Absorto en sus recuerdos, Du Gard no se dio cuenta de que una de las baldosas cubiertas de arena cedía, y tampoco oyó el chasquido detrás de los muros vetustos.

Pero reconoció la situación.

Siguiendo un impulso súbito, se lanzó hacia delante, al suelo de piedra, mientras las paredes de la galería parecían juntarse. Un fuerte ruido colmó el aire mohoso y él notó que había faltado muy poco para que una cosa se cerrase como una cortina detrás de él. La lámpara de gas se le escapó de las manos y cayó rodando y, cuando se levantó quejumbroso, se dio cuenta de que había escapado por poco al final.
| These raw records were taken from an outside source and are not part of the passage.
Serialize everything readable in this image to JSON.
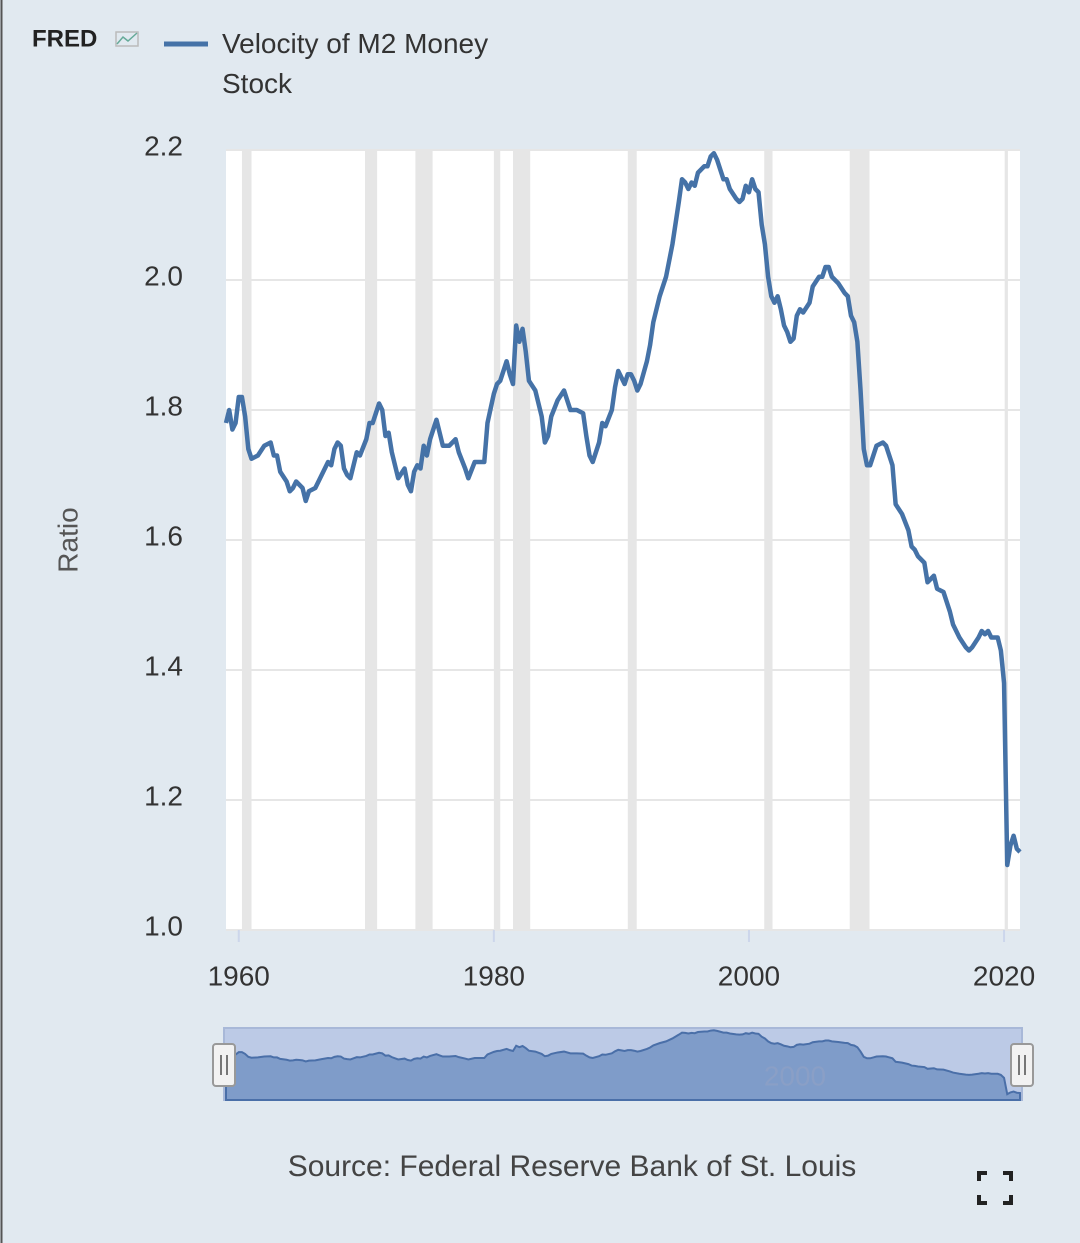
{
  "chart_data": {
    "type": "line",
    "logo": "FRED",
    "y_label": "Ratio",
    "source": "Source: Federal Reserve Bank of St. Louis",
    "navigator_label": "2000",
    "series": [
      {
        "name": "Velocity of M2 Money Stock",
        "color": "#4572a7",
        "values": [
          1.78,
          1.8,
          1.77,
          1.78,
          1.82,
          1.82,
          1.79,
          1.74,
          1.725,
          1.73,
          1.745,
          1.75,
          1.73,
          1.73,
          1.705,
          1.69,
          1.675,
          1.68,
          1.69,
          1.685,
          1.68,
          1.66,
          1.675,
          1.68,
          1.7,
          1.72,
          1.715,
          1.74,
          1.75,
          1.745,
          1.71,
          1.7,
          1.695,
          1.715,
          1.735,
          1.73,
          1.755,
          1.78,
          1.78,
          1.795,
          1.81,
          1.8,
          1.76,
          1.765,
          1.735,
          1.695,
          1.71,
          1.685,
          1.675,
          1.705,
          1.715,
          1.71,
          1.745,
          1.73,
          1.755,
          1.785,
          1.765,
          1.745,
          1.745,
          1.755,
          1.735,
          1.71,
          1.695,
          1.72,
          1.72,
          1.72,
          1.78,
          1.825,
          1.84,
          1.845,
          1.875,
          1.855,
          1.84,
          1.93,
          1.905,
          1.925,
          1.89,
          1.845,
          1.83,
          1.79,
          1.75,
          1.76,
          1.79,
          1.815,
          1.83,
          1.8,
          1.8,
          1.795,
          1.76,
          1.73,
          1.72,
          1.75,
          1.78,
          1.775,
          1.8,
          1.835,
          1.86,
          1.85,
          1.84,
          1.855,
          1.855,
          1.845,
          1.83,
          1.84,
          1.875,
          1.9,
          1.935,
          1.975,
          2.005,
          2.055,
          2.12,
          2.155,
          2.15,
          2.14,
          2.15,
          2.145,
          2.165,
          2.175,
          2.175,
          2.19,
          2.195,
          2.185,
          2.155,
          2.155,
          2.14,
          2.125,
          2.12,
          2.125,
          2.145,
          2.135,
          2.155,
          2.14,
          2.135,
          2.085,
          2.055,
          2.005,
          1.975,
          1.965,
          1.975,
          1.955,
          1.93,
          1.92,
          1.905,
          1.91,
          1.945,
          1.955,
          1.95,
          1.965,
          1.99,
          2.005,
          2.005,
          2.02,
          2.02,
          2.005,
          1.995,
          1.98,
          1.975,
          1.945,
          1.935,
          1.905,
          1.83,
          1.74,
          1.715,
          1.715,
          1.73,
          1.745,
          1.75,
          1.745,
          1.715,
          1.655,
          1.64,
          1.615,
          1.59,
          1.585,
          1.575,
          1.565,
          1.535,
          1.545,
          1.525,
          1.52,
          1.49,
          1.47,
          1.45,
          1.435,
          1.43,
          1.435,
          1.45,
          1.46,
          1.455,
          1.46,
          1.45,
          1.45,
          1.43,
          1.38,
          1.1,
          1.13,
          1.145,
          1.125,
          1.12
        ]
      }
    ],
    "x": [
      1959,
      1959.25,
      1959.5,
      1959.75,
      1960,
      1960.25,
      1960.5,
      1960.75,
      1961,
      1961.5,
      1962,
      1962.5,
      1962.75,
      1963,
      1963.25,
      1963.75,
      1964,
      1964.25,
      1964.5,
      1964.75,
      1965,
      1965.25,
      1965.5,
      1966,
      1966.5,
      1967,
      1967.25,
      1967.5,
      1967.75,
      1968,
      1968.25,
      1968.5,
      1968.75,
      1969,
      1969.25,
      1969.5,
      1970,
      1970.25,
      1970.5,
      1970.75,
      1971,
      1971.25,
      1971.5,
      1971.75,
      1972,
      1972.5,
      1973,
      1973.25,
      1973.5,
      1973.75,
      1974,
      1974.25,
      1974.5,
      1974.75,
      1975,
      1975.5,
      1975.75,
      1976,
      1976.5,
      1977,
      1977.25,
      1977.75,
      1978,
      1978.5,
      1979,
      1979.25,
      1979.5,
      1980,
      1980.25,
      1980.5,
      1981,
      1981.25,
      1981.5,
      1981.75,
      1982,
      1982.25,
      1982.5,
      1982.75,
      1983.25,
      1983.75,
      1984,
      1984.25,
      1984.5,
      1985,
      1985.5,
      1986,
      1986.5,
      1987,
      1987.25,
      1987.5,
      1987.75,
      1988.25,
      1988.5,
      1988.75,
      1989.25,
      1989.5,
      1989.75,
      1990,
      1990.25,
      1990.5,
      1990.75,
      1991,
      1991.25,
      1991.5,
      1992,
      1992.25,
      1992.5,
      1993,
      1993.5,
      1994,
      1994.5,
      1994.75,
      1995,
      1995.25,
      1995.5,
      1995.75,
      1996,
      1996.5,
      1996.75,
      1997,
      1997.25,
      1997.5,
      1998,
      1998.25,
      1998.5,
      1999,
      1999.25,
      1999.5,
      1999.75,
      2000,
      2000.25,
      2000.5,
      2000.75,
      2001,
      2001.25,
      2001.5,
      2001.75,
      2002,
      2002.25,
      2002.5,
      2002.75,
      2003,
      2003.25,
      2003.5,
      2003.75,
      2004,
      2004.25,
      2004.75,
      2005,
      2005.5,
      2005.75,
      2006,
      2006.25,
      2006.5,
      2007,
      2007.5,
      2007.75,
      2008,
      2008.25,
      2008.5,
      2008.75,
      2009,
      2009.25,
      2009.5,
      2009.75,
      2010,
      2010.5,
      2010.75,
      2011.25,
      2011.5,
      2012,
      2012.5,
      2012.75,
      2013,
      2013.25,
      2013.75,
      2014,
      2014.5,
      2014.75,
      2015.25,
      2015.75,
      2016,
      2016.5,
      2017,
      2017.25,
      2017.5,
      2018,
      2018.25,
      2018.5,
      2018.75,
      2019,
      2019.5,
      2019.75,
      2020,
      2020.25,
      2020.5,
      2020.75,
      2021,
      2021.25
    ],
    "xlim": [
      1959,
      2021.25
    ],
    "xticks": [
      1960,
      1980,
      2000,
      2020
    ],
    "ylim": [
      1,
      2.2
    ],
    "yticks": [
      {
        "value": 1,
        "label": "1.0"
      },
      1.2,
      1.4,
      1.6,
      1.8,
      {
        "value": 2,
        "label": "2.0"
      },
      2.2
    ],
    "grid": true,
    "recession_color": "#e6e6e6",
    "recessions": [
      {
        "start": 1960.25,
        "end": 1961
      },
      {
        "start": 1969.9,
        "end": 1970.85
      },
      {
        "start": 1973.85,
        "end": 1975.2
      },
      {
        "start": 1980,
        "end": 1980.5
      },
      {
        "start": 1981.5,
        "end": 1982.85
      },
      {
        "start": 1990.5,
        "end": 1991.2
      },
      {
        "start": 2001.2,
        "end": 2001.85
      },
      {
        "start": 2007.9,
        "end": 2009.45
      },
      {
        "start": 2020.05,
        "end": 2020.3
      }
    ]
  }
}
Unas lanzas de hierro cubiertas de óxido, pero aún tan mortíferas como dos milenios atrás, despuntaban a ambos lados del pasadizo para empalar vivos a los visitantes no deseados.

– La falange macedonia -murmuró Du Gard mientras levantaba la lámpara del suelo y seguía avanzando por la galería hacia el pasaje que parecía conducir a otra cámara. En el dintel aparecían de nuevo labrados los caracteres que Du Gard ya sabía cuánto significaban.

A B T A E

Avanzó desconcertado, tocó las letras labradas en la piedra como si no pudiera creer que el destino lo hubiera elegido a el para encontrar lo que otros muchos habían buscado en vano. Al cabo de un instante, comprendió de golpe.
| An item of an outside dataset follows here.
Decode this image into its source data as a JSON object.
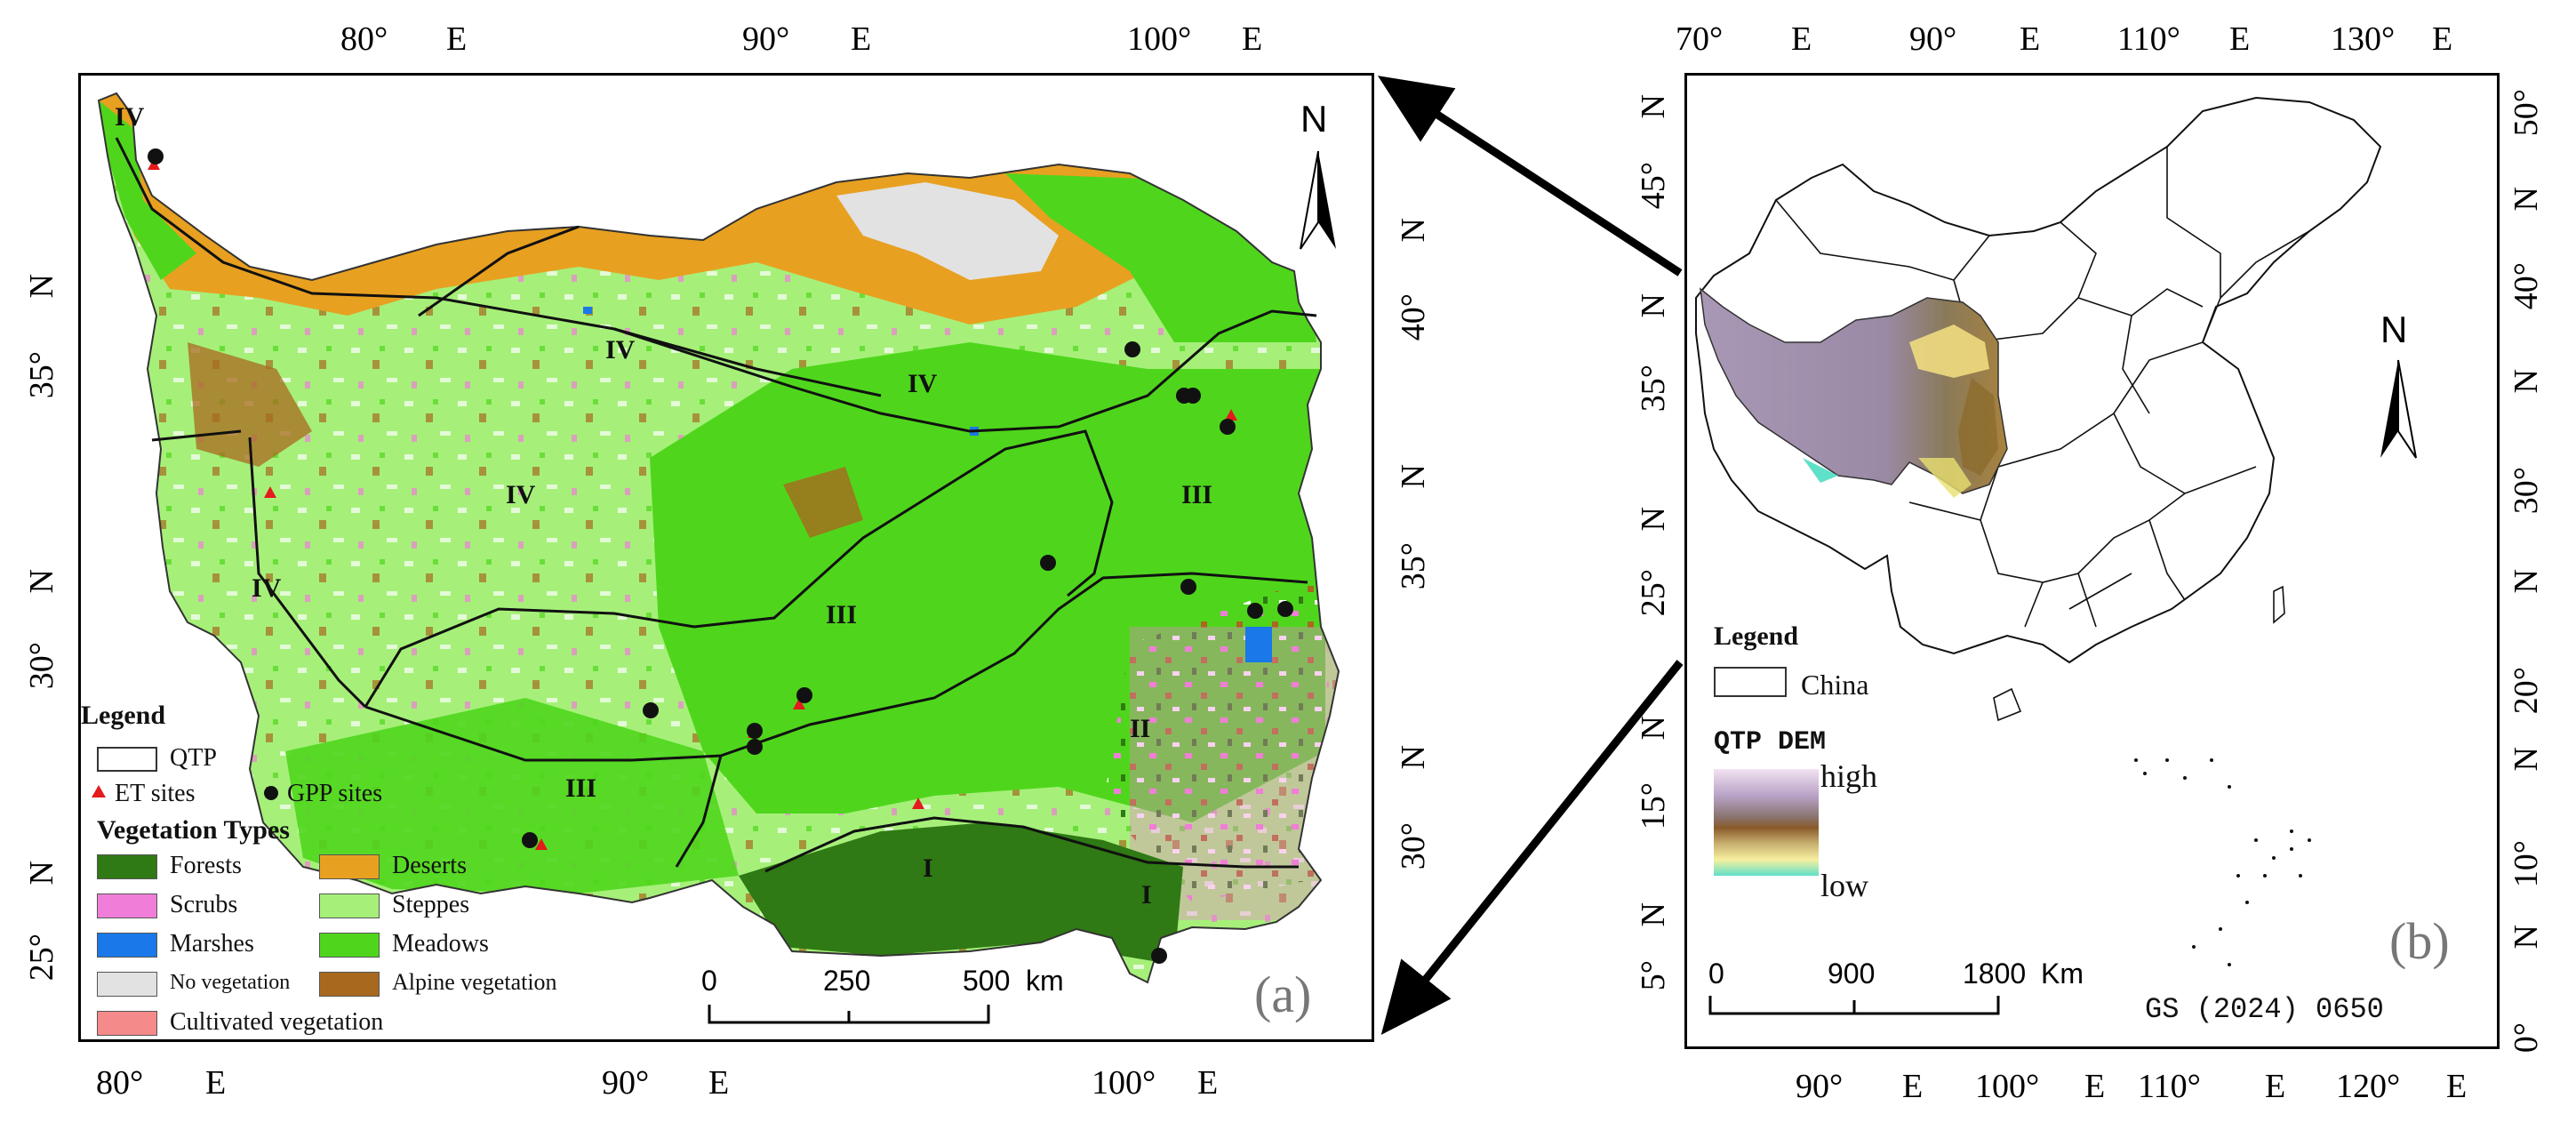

¡Aquel era el escenario de su visión!

La galería, la falange mecánica, los caracteres en la piedra… todo coincidía. Solo había una diferencia fundamental: en aquel momento, no era Gardiner Kincaid quien estaba allí, sino Maurice du Gard…

¿Qué significaba aquello?

¿Había cambiado el futuro acompañando a Sarah a Egipto? ¿A eso se refería su madre al decir que algunas cosas no sucedían porque los que poseían el don sabían de ellas?
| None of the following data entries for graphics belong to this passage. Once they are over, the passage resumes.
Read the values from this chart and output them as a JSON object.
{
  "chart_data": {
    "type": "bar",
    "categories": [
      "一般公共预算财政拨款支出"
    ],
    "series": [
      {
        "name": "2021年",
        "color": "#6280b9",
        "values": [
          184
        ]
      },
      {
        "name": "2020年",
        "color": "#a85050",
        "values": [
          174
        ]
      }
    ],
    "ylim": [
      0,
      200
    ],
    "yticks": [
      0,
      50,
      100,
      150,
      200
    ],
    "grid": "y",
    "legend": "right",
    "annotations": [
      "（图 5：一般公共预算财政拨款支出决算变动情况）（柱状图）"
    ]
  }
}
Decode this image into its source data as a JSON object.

Du Gard notó que se le erizaban los pelos de la nuca. De repente recordó la sombra que había visto, con un cuchillo en la mano. Se dio la vuelta instintivamente y miró alerta a su alrededor, pero no había nadie.

¿Significaba eso que habían conjurado el peligro? ¿Se había dejado engañar el destino?

Du Gard no tenía respuesta a esas preguntas. Continuó avanzando, hechizado, se agachó para pasar por el pasaje de techo bajo y fue a parar a una cámara alargada cuyas paredes estaban ornadas con jeroglíficos. A mano derecha había una puerta que el adivino cruzó después de vacilar un poco y, de pronto, se encontró en lo que debía de ser el recinto más sagrado.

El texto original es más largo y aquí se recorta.